After a second or two the left arm of the sofa split down the middle and opened up. The man reached inside and pulled out a small tightly ringed metallic disk. “This is your problem,” he said with a smirk.

He held it up to the candlelight, his finger through the hole in the middle. Then he popped open his little book again and placed the disk inside, and shut the book. The wires along the binding began to glow blue, and a high-pitched spinning whine issued from the tiny tome.

Then the sound subsided and the wires flashed yellow and he opened it up and took out the little circle, which looked no different, and placed it back into the arm and pushed something and it closed up and the seam disappeared.

“No more trouble from that,” he said with a single forward nod.
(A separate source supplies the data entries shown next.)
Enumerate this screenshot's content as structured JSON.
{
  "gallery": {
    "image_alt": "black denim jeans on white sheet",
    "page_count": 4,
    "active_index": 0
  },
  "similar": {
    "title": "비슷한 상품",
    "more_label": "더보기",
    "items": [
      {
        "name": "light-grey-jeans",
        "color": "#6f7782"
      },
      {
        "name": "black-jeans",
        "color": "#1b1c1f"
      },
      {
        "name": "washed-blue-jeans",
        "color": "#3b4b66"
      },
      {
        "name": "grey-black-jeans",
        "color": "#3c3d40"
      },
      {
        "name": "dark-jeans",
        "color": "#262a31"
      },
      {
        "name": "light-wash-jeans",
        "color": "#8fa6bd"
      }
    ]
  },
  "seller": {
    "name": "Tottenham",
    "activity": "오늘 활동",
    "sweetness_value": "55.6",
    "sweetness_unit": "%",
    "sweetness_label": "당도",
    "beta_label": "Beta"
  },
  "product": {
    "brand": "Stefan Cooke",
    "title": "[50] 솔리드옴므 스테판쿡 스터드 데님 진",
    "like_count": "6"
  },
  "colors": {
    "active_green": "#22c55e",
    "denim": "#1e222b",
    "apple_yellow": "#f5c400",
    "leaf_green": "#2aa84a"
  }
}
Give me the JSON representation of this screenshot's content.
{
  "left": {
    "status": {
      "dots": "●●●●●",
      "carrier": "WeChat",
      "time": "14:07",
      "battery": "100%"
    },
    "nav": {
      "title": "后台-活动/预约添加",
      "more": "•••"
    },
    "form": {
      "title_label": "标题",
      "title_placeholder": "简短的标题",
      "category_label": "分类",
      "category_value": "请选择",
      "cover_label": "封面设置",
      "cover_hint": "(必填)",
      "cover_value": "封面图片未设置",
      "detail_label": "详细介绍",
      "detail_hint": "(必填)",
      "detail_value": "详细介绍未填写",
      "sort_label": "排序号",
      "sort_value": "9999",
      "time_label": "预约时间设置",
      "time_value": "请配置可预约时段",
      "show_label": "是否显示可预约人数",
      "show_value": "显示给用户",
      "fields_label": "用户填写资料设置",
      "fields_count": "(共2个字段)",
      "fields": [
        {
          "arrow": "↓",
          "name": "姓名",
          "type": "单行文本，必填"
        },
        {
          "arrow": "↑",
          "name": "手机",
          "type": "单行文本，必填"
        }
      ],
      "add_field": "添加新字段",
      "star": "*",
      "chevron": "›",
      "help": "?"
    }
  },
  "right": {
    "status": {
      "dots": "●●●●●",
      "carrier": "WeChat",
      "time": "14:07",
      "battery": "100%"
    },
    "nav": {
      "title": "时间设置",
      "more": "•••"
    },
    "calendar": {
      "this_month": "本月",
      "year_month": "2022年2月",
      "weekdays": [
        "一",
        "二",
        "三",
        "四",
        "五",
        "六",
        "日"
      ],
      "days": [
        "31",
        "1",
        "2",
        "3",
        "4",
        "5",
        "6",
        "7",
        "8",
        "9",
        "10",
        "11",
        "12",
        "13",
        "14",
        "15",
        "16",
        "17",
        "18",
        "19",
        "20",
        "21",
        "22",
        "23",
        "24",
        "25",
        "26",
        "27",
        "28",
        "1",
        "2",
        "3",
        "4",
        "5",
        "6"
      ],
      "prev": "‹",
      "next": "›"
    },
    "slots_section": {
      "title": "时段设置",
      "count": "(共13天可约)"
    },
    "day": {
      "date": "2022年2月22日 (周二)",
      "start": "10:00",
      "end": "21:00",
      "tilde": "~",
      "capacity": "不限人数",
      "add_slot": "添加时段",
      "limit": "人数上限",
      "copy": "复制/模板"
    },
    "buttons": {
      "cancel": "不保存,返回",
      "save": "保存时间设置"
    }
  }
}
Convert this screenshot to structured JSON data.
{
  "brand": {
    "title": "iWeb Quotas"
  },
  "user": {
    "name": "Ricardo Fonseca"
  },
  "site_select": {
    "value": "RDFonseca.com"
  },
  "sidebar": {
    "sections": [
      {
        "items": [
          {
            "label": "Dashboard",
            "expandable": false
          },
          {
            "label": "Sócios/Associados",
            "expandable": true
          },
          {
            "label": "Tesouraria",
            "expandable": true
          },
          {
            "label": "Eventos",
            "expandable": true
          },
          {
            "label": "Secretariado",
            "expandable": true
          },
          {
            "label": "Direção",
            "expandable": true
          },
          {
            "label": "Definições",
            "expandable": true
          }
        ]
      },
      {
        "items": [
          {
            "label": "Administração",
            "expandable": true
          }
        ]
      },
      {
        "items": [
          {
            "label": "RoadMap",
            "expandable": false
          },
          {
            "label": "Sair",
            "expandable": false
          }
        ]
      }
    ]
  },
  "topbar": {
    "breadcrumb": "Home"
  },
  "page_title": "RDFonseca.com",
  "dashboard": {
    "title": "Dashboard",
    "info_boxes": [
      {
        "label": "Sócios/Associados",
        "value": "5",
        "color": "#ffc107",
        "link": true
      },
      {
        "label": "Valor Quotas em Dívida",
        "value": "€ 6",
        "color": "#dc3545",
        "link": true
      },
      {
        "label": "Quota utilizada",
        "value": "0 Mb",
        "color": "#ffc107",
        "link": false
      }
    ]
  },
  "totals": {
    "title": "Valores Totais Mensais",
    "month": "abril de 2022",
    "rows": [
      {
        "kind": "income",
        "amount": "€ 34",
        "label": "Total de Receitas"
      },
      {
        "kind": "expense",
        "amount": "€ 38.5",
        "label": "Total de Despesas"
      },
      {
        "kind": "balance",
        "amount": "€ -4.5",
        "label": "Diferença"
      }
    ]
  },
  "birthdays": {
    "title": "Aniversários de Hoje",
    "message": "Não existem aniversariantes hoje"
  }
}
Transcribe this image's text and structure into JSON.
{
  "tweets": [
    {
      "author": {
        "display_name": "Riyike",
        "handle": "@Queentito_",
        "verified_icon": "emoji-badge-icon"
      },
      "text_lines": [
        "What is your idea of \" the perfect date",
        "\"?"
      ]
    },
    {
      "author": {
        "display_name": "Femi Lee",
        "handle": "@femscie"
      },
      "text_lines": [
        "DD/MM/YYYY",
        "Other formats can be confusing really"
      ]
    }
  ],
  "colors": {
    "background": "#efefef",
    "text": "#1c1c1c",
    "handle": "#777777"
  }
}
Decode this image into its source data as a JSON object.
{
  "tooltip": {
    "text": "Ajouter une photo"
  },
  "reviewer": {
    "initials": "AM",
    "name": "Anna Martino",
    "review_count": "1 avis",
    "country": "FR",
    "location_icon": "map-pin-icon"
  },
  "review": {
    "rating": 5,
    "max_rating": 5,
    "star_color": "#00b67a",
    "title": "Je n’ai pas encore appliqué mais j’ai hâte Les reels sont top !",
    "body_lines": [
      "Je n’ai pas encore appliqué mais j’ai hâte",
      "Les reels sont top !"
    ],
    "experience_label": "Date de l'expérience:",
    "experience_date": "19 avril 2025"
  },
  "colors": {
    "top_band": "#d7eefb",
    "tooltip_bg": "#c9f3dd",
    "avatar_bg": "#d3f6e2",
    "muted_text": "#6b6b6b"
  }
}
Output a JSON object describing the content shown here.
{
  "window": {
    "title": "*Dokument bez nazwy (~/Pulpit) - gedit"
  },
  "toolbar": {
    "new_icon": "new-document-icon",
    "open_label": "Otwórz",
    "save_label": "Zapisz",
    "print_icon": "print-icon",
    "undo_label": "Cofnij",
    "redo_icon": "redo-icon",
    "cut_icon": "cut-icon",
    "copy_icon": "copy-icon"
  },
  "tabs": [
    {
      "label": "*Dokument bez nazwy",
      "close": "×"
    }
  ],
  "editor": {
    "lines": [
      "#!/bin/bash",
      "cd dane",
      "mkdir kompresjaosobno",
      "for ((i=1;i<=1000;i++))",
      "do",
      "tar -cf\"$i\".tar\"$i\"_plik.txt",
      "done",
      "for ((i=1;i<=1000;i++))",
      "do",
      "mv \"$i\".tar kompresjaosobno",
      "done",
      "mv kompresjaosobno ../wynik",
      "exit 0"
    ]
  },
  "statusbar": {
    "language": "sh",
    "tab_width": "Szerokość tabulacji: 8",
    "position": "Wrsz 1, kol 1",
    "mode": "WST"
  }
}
“How much for it?” asked Mik.

“Fer that?” the man asked in surprise.

“Or maybe…we’ve got some sushi left over from dinner…”

The man’s eyes suddenly grew large. “You do?”

“It isn’t much.”

“I’d hate to intrude, you were probably looking forward to a late night-“

“Actually we’re both completely stuffed.”

“Well, ok.” And he smiled at Mik who smiled back. Then he asked, “Anything else around here not been wiped properly?”

“No,” she said. “That was the only thing.”

“Well we’ll all sleep sounder tonight. What with that drizzle it’ll be hard not to.” He tucked the little book back into his pocket and stepped over toward the door where Mik was waiting with the man’s coat, cap, and midnight snack.

“Is Salmon ok?”

“Is Salmon ok, he asks me. To that I can only answer, yes.” He put his arms in the sleeves.

Sandy, who was standing in the kitchen now and leaning against the fridge, asked, “Where do the memories go when something gets wiped?”

“Where? Don’t know. Nowhere? Maybe? Time’s riddle. I don’t think no one knows that, lassie.” He flattened his hat onto his head, tipped the brim, smelled the bag he held, bowed, and stepped out into the drizzle whistling.

“Where’d you put that bead you found?” Sandy asked.

“The what? Oh, the…where…oh, it’s right here.” He dipped into his pocked and produced the squat black wooden thingy shaped like a wheel around a large hole in the middle.

“It’s from an abacus,” she said.

“How can you tell?” he said, looking closely at it.

She walked into the empty room --the one just deck-wards of the bathroom-- and went into the closet and fished around the base until her hand closed around a stick. She walked out with it in her hand and held it out to Mik.

“What’s that?”

“Bar from a baby’s crib.”

“I see.” He held the two objects in his hands and looked from one to the other.

“Their older than the sofa. I don’t know what happened. I think they were trying to find something.”

“Who?”

“The people who used to live here. And there was a note too. They tried to burn it.”

“It sounded like the Wiper didn’t want anything left around, I wonder why not.”

She shrugged and took the bead from him and went and sat on the sofa. “Maybe he thinks it’s like dirt.”

“Maybe they’re trying to hide something?”

The rain drizzled on. A packing tube slid down the wall and tapped against a box where it came to rest.

She rolled the bead around between her fingers. “I don’t think they know about this. But I think they’re scared.” She turned to him. “Like being scared of ghosts, maybe.”

He walked over and sat down next to her on the sofa and examined the dowel. He tapped it with his knuckle. She tipped her head against his shoulder, and he reached around wrapping both his arms around her and hugged her, and let the rod clatter against the floor.